The Russians, in fact, have a serious security threat from restive Muslim populations, both within their borders and nearby—and they know it. So maybe we can help each other—just as in World War Two, when the US and USSR teamed up to beat Hitler. A lot of American GIs survived the “Good War,” of course, because we had Russian help.

Trump gets this potential for a US-Russian deal. As he said in his foreign policy speech to the Center for the National Interest in April, “Russia, for instance, has also seen the horror of Islamic terrorism,” and so there’s the opportunity, he suggested, for an understanding that would both cool tensions and kill terrorists. As Trump also said, “Common sense says this cycle, this horrible cycle of hostility, must end and ideally will end soon.” If it did, he added, it would be “good for both countries.” And that, of course, is how deals are made—through mutual advantage.

Of course, Trump still has his guard up:

Some say the Russians won’t be reasonable. I intend to find out. If we can’t make a deal under my administration, a deal that’s great — not good, great — for America, but also good for Russia, then we will quickly walk from the table. It’s as simple as that. We’re going to find out.

As the wise Ronald Reagan said of the Soviets in the 80s, “Trust, but verify.”

And the same holds true for China. The PRC also has a Muslim problem. It is home to more than 50 million Muslims, most of them ethnic Uighurs, who are a Turkic people, highly attuned to the jihadi currents rippling through the Middle East. And so China, too, has been the victim of repeated Muslim terrorist attacks. Moreover, as with the Russians, the Chinese have said, explicitly, that they would like to work with the US. Here’s a March 15 headline in China Daily“China seeks US cooperation to counter terror.”

Once again, to make a statement is not the same as making it true, but the obvious reality, that terrorism is a major threat to all the major powers, is enough to inspire some confidence that a deal is possible.

As Trump also said in his speech last month:

We desire to live peacefully and in friendship with Russia and China.

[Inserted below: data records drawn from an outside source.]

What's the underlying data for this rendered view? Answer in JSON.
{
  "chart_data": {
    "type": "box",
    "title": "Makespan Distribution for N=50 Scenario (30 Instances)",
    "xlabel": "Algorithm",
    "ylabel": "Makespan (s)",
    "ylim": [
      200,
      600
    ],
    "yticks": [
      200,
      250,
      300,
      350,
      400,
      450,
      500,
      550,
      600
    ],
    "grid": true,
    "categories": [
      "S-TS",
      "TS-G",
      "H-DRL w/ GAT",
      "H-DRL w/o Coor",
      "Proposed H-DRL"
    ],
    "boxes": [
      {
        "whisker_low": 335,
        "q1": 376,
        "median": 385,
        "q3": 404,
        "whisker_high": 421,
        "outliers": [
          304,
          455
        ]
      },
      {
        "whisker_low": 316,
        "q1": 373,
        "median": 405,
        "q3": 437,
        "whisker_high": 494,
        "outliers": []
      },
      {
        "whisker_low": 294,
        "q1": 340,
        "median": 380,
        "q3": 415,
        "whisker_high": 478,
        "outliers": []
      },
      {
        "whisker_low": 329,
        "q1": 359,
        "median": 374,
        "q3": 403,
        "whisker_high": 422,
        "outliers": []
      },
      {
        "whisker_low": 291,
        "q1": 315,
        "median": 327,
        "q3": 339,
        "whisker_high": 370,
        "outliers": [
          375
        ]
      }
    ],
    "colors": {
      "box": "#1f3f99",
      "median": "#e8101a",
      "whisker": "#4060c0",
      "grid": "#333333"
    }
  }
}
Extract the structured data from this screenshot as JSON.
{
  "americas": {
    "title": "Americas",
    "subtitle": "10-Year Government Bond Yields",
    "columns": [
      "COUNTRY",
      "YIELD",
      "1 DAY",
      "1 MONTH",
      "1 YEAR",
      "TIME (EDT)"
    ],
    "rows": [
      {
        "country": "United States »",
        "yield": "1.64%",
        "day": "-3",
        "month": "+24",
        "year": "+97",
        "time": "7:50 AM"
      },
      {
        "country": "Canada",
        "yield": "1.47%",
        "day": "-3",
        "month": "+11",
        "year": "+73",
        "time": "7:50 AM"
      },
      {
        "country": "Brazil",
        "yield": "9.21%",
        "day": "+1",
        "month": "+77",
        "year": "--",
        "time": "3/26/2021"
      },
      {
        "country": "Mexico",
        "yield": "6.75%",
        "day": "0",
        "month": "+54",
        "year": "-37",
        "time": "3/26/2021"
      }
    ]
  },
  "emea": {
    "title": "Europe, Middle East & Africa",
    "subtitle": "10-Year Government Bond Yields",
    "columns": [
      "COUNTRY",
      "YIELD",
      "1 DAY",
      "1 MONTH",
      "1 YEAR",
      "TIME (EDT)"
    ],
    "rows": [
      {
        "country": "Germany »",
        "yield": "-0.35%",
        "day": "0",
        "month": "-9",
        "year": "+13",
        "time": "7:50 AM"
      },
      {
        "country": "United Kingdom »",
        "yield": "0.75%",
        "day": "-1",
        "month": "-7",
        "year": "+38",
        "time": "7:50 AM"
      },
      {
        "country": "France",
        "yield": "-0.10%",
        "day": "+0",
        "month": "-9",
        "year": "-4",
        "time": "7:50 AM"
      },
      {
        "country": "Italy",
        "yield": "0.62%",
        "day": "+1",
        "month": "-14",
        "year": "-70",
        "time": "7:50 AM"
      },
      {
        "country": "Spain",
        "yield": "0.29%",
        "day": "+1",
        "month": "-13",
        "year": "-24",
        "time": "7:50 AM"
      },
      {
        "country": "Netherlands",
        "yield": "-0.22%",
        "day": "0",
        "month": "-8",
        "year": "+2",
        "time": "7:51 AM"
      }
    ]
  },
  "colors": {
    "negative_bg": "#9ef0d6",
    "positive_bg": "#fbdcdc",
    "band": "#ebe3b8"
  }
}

We have serious differences with these two nations, and must regard them with open eyes, but we are not bound to be adversaries. We should seek common ground based on shared interests.

  1. A Vision for Victory

So thus we see the outlines of a deal that would let the US concentrate on its urgent enemies: The next US president would reach an accord with Russia and China on counter-terrorism. Such an accord would open up the prospect that the US could actually succeed in containing Iran and ISIS, and also, in addition, open up the prospect of paving the way to additional “confidence-building measures” between the major nuclear powers. The point here is not necessarily that the US, Russia, and China are ever going to be best friends; instead, the goal here is to deal with the greater crises first, and the lesser crises, later. As Trump says, focus means just that: you focus on what you really have to get done. That’s strong management, and it’s also strong leadership.

As we have seen, in 1972, President Richard Nixon was a strong leader. Ignoring the advice of the lesser minds that preceded him, he went over the head of the North Vietnamese enemy to reach a deal with China and Russia, thus ending the Vietnam War.

And so, beginning in 2017, a President Trump might have the opportunity to meet with, once again, to China and Russia, this time to cut off the supply, aid, and comfort to the terrorist state of Iran, as well as to all the major terrorists of the world.

That’s peace, and peace with honor. That’s greatness.